If you do have insurance coverage and a qualifying health condition but are running into prior authorization walls, you do not have to navigate that alone. Our GLP Winner comparison tool matches you with providers who are experienced at handling prior authorizations and appeals, so you can find someone who will actually do the paperwork fight alongside you instead of handing you a denial letter and wishing you luck.
What GLP Winner Is Watching
We are tracking a few specific things over the next several weeks:
- Any new FDA warning letters or enforcement actions on specific compounding facilities.
- Court movement in the Strive antitrust case, Empower litigation, and other lawsuits in the space.
- Announced price changes from the larger compounding pharmacies or providers.
- Updates from 503B outsourcing facilities, which face more federal oversight than 503A pharmacies and are often the first to move on pricing and availability.
When any of those move, we will update this post and link it in future insights so you are not hunting for the latest version.
Who Should Talk to Their Provider This Month
If you are currently on a compounded GLP-1, this is a reasonable moment - not a panic moment - to check in with your prescriber.

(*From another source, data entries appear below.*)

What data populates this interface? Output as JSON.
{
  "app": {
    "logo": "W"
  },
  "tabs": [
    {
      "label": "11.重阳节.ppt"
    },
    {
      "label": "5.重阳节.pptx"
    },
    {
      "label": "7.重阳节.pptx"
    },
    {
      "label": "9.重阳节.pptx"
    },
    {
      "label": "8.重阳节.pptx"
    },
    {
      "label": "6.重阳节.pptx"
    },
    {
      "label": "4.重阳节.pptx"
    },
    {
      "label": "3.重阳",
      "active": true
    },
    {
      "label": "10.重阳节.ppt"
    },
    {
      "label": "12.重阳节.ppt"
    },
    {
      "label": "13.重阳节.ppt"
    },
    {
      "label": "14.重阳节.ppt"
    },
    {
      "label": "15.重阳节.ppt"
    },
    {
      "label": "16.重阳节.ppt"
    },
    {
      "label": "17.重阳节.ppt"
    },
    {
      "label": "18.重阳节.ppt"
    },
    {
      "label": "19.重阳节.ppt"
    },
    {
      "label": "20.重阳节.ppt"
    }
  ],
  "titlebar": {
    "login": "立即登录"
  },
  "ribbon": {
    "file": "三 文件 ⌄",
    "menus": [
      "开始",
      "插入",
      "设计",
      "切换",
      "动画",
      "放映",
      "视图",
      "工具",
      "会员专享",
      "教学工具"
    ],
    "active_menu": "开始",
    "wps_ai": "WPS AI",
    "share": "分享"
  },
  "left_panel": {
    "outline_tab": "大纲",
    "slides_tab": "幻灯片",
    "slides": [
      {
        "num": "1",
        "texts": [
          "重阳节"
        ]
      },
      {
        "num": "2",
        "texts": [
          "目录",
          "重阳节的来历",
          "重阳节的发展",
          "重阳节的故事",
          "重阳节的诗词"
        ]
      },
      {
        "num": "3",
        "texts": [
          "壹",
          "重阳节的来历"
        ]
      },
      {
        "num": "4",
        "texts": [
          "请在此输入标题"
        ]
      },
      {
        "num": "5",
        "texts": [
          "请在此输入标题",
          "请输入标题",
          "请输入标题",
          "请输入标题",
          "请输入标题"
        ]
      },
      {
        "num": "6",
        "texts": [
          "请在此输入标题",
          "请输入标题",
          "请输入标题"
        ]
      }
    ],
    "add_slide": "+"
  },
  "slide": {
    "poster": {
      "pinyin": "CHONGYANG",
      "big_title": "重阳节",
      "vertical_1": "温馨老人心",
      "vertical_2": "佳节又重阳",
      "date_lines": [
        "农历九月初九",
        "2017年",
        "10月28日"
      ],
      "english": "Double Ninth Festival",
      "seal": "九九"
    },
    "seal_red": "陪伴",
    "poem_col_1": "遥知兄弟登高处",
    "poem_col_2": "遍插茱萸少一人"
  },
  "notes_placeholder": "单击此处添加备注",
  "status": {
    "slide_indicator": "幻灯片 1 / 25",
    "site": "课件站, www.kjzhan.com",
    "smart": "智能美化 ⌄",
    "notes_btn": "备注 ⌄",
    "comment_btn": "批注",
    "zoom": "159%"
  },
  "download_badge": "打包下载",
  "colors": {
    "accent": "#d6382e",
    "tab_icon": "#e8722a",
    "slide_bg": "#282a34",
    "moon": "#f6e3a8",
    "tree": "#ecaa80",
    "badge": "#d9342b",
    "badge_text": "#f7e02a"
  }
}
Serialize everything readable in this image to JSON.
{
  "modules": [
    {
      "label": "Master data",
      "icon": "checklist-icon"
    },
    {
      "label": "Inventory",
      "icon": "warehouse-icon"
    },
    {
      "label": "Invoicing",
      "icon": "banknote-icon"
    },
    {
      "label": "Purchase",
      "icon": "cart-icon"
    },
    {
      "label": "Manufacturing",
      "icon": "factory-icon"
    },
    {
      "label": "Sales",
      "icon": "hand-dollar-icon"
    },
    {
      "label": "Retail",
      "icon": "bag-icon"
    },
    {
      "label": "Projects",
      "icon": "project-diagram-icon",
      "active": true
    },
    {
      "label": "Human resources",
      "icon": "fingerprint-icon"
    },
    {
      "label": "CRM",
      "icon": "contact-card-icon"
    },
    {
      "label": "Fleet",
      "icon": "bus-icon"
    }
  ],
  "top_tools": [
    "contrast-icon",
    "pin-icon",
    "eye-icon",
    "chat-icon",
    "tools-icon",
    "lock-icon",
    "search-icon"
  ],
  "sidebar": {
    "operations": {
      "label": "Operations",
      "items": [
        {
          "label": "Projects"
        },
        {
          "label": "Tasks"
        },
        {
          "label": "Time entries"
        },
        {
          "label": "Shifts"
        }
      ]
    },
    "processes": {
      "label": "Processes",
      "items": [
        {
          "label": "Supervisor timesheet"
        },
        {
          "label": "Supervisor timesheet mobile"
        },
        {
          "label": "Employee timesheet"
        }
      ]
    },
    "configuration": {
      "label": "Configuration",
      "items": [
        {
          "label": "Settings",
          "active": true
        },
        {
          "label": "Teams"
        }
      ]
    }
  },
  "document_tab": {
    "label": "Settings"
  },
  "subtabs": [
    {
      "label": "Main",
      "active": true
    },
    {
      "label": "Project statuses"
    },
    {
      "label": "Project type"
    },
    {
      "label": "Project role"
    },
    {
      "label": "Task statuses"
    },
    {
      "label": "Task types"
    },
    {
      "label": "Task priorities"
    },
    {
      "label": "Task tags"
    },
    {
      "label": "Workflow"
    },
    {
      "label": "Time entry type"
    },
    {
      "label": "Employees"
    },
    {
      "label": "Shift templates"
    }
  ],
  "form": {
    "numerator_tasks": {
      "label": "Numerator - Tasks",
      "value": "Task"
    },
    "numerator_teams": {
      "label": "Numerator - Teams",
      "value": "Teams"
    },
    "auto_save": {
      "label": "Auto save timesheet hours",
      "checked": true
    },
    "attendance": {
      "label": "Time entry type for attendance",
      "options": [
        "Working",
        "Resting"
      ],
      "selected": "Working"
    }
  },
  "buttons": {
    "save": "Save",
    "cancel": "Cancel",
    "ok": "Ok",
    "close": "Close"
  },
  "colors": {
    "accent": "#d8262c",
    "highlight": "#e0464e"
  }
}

Compounded GLP-1s are prescription medications, which means the decisions about them belong in the room with your provider, not in a comment section. If you do not currently have a provider guiding your GLP-1 care, that is the first thing to fix.
Final Takeaway
Compounded GLP-1s are not disappearing, but the ground under them is shifting. The FDA has restated its position on customization. Tariffs may push prices up on imported ingredients once they take effect, depending on how the administration and FDA actually implement them. For some patients, nothing needs to change this week. For others (especially anyone whose pharmacy has been named in a warning letter or flagged for sourcing issues) it may mean acting sooner rather than later.
The best thing you can do is know where your medication comes from, know what you would do if the price or the supply changed, and keep your provider in the loop.